Behind the Scenes: How I Read a Residency Application

Image by Larisa Koshkina from Pixabay

I thought it would be helpful to share my personal process for reading a residency application.  Evaluators will vary widely in what they are looking for, and this is especially true of residency applications.  Others go about the process very differently, but I think it would be helpful to give a deep insight into my process, so you can get some perspective.

First, the residency application is organized in this way: standard application information (entered when you apply through the VIRMP), letter of intent, CV, transcripts, letters of recommendation.

The interesting information in the standard application is the education and references.  For education, I want to know if they graduated from an AVMA-accredited school or not. While I check the class rank, I don’t put much stock in it.  I glance at the references to see if there is anyone I know. If so, I make a note to contact them about the applicant.
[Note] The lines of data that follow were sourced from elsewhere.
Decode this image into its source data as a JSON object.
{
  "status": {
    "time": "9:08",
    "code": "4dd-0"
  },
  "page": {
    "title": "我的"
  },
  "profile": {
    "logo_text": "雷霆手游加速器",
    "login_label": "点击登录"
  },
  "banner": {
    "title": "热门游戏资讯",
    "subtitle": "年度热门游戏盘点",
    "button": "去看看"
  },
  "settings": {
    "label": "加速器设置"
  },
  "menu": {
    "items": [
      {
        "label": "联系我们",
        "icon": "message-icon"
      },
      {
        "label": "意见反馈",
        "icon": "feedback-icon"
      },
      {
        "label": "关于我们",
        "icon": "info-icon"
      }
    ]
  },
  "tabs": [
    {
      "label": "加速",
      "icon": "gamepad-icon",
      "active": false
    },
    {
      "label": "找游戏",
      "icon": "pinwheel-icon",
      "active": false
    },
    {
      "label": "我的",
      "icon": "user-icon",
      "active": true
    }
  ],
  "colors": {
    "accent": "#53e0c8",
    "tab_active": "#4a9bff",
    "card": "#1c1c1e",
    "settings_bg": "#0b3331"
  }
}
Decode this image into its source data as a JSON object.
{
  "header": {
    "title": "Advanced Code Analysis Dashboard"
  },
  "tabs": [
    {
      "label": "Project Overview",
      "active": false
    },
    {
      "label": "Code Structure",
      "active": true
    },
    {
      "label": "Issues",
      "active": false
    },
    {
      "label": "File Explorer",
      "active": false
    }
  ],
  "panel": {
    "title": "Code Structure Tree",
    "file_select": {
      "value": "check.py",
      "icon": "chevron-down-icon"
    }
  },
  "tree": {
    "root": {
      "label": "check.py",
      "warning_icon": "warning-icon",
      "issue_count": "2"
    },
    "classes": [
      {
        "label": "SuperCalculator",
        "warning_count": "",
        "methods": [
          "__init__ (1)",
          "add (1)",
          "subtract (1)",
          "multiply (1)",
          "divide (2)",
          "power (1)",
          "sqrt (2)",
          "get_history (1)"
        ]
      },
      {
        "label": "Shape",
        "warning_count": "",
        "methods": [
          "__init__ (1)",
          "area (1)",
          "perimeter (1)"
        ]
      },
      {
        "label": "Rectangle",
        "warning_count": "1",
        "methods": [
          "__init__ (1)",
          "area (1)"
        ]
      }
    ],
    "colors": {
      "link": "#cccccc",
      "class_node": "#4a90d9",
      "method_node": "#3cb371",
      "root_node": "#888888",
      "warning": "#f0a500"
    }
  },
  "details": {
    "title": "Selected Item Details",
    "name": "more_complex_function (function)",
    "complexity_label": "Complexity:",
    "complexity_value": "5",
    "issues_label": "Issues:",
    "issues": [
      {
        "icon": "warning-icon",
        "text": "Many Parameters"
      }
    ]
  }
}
Unless there is some remarkable red flag- like graduating 10 years ago from a non-accredited program, having no letters of recommendation from anesthesiologists, or having no letters of recommendation from their current employer, I don’t make many decisions from the standard application.

I use the letter of intent as one of the most important ways to categorize applicants.  If the letter is more than one page, I may still evaluate the candidate, but they are fighting a real uphill battle getting a positive review from me.  I will read it in detail, making note of any grammar or spelling mistakes or any odd word or sentence structure choices. Once I decide the person paid an appropriate level of attention to detail to their application, I will read it for content, mostly trying to determine if they are humble, willing to work hard, and get along with others.

After the letter, it is on to evaluating the CV.  Here I check their professional progress to make sure they have the requirements for ACVAA credentials- specifically a rotating internship, which many international applicants do not have.  I make sure they have a clear professional progression. I look to see if they have teaching experience or substantive research experience, since both of those are important for a resident at an academic institution.  I also see if there is leadership experience in vet school or elsewhere in life. I also make sure they have some extracurriculars and make note of those for potential interview discussion inspiration.

The transcripts I ignore unless they are from a non-U. S. institution.  Then I review them enough to understand them and make sure the person didn’t get a batch of Ds or Fs.

The letters of recommendation are most useful from people I don’t know personally.  If I know the recommenders personally, I will reach out to them via email or phone to discuss the applicant.  Mostly what I look for in the letter of recommendation is who the writer is and how they know the applicant and what they have to say vis-a-vis the applicant’s personality.  My theory is I can teach any halfway competent veterinarian but, if they have a difficult personality, I CAN’T change that during a residency.  I want someone who is teachable, engaged, pleasant, positive, enthusiastic, and humble.

At the end, I will usually go back and skim the whole thing to make sure I didn’t miss anything important.  We don’t have many applicants in anesthesia, so I don’t usually make a complicated spreadsheet- I can keep track of the details of all the applicants without it.  Then I sit down with the other faculty and go through each applicant and decide to place them into one of four buckets: do not rank, or rank in one of three strata: top, middle, and bottom.

That’s my entire method.  It works for me but, again, may not be how everyone does things.  Particularly for those in high-demand specialties, I suspect their process is very different.  Talk to your mentors to find out if they think there is something particularly important, and post in the comments with your thoughts and concerns.